L’immigrant devient même un enjeu presque financier dans la mesure où l’Université de Sherbrooke a lancé cette session son tout nouveau certificat en français langue seconde qui s’adresse tout particulièrement aux immigrants allophones (et qui constitue la passerelle idéale d’adaptation au système universitaire pour l’immigrant désireux d’y étudier). Il est important de savoir que l’immigrant inscrit à une classe de francisation reçoit une allocation du gouvernement, une sorte de « prestation à la francisation » comme d’autres reçoivent une prestation de la Sécurité du Revenu. Or, s’inscrire au certificat en question ne rentre plus dans le cadre d’admissibilité à la prestation de francisation mais est considérée tout simplement comme aller aux études et donc, soit le financer soi-même ou faire appel aux prêts et bourses. Peut-on accepter cette instrumentalisation de l’apprentissage du français, c’est-à-dire que des gens paient pour accéder à un des moyens de s’insérer et de s’intégrer, tout cela à la lumière de ce que signifie le français au Québec ?

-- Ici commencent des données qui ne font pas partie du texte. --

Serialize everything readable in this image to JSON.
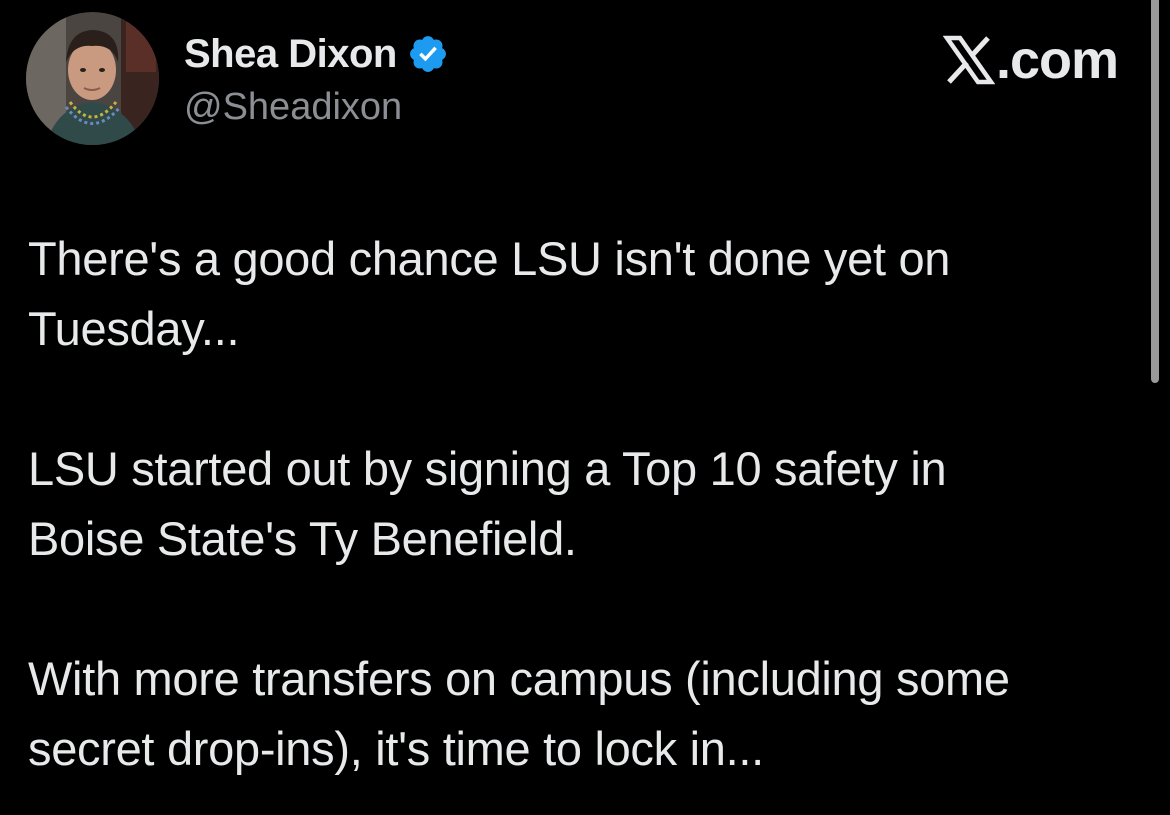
{
  "author": {
    "display_name": "Shea Dixon",
    "handle": "@Sheadixon",
    "verified": true,
    "avatar_icon": "profile-photo-avatar"
  },
  "brand": {
    "logo_icon": "x-logo-icon",
    "text": ".com"
  },
  "tweet": {
    "paragraphs": [
      "There's a good chance LSU isn't done yet on\nTuesday...",
      "LSU started out by signing a Top 10 safety in\nBoise State's Ty Benefield.",
      "With more transfers on campus (including some\nsecret drop-ins), it's time to lock in..."
    ]
  },
  "colors": {
    "background": "#000000",
    "text_primary": "#e7e9ea",
    "text_secondary": "#8b8f94",
    "verified_blue": "#1d9bf0"
  }
}
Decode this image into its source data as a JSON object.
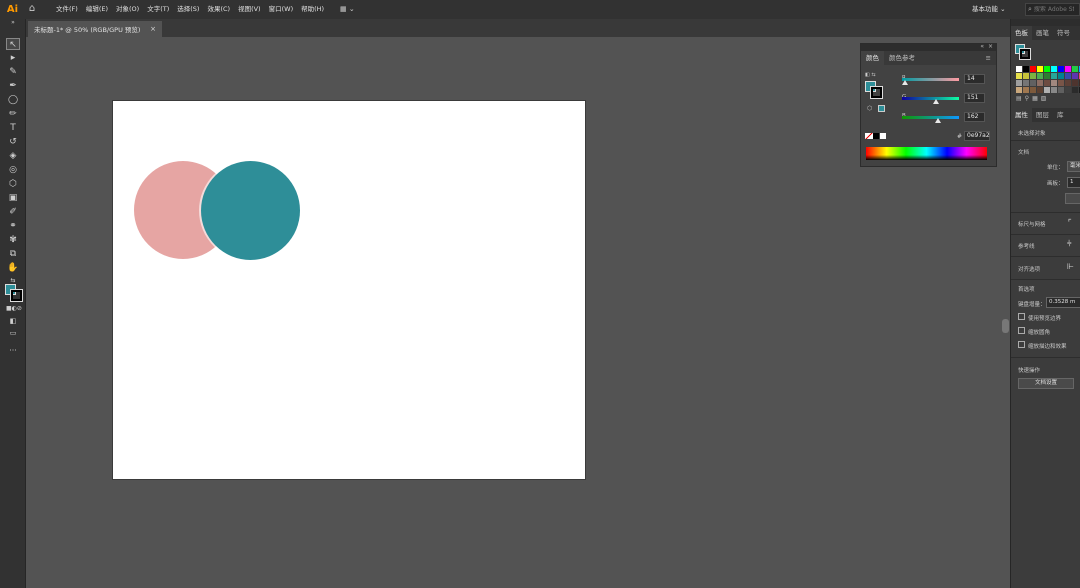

Donnons-leur, ou plutôt donnons-nous les moyens d’avoir un français fort, en santé et vigoureux là où il est déjà bien implanté plutôt que de saupoudrer des subventions et des programmes par-ci par-là dans tout le Canada en espérant – naïvement – que cela va donner un pays bilingue …. Au contraire, je suis plutôt porté à croire que ça va donner un pays où l’anglais se portera très bien merci et où le français va être baragouiné : j’admet que c’est très subtil comme politique d’assimilation et on ne pourra certainement pas en vouloir aux immigrants allophones.
Alors c’est à eux, à tous ces immigrants allophones mais presque francophones, que je veux dédier cette chronique. Le Québec de demain, il bouillonne déjà, avec une furie débordante mais toujours émouvante dans ces classes de francisation à Sherbrooke, Montréal, Québec ou Trois-Rivières en ce moment même. Aujourd’hui, c’est eux qui ont besoin de nous : demain, c’est nous qui auront besoin d’eux. Et à ce moment-là, on pourra se remercier de leur avoir donné ce petit coup de pouce qui aura fait toute la différence à une certaine époque: c’est là un pacte intergénérationnel et interculturel qui nous est donné l’immense opportunité de conclure.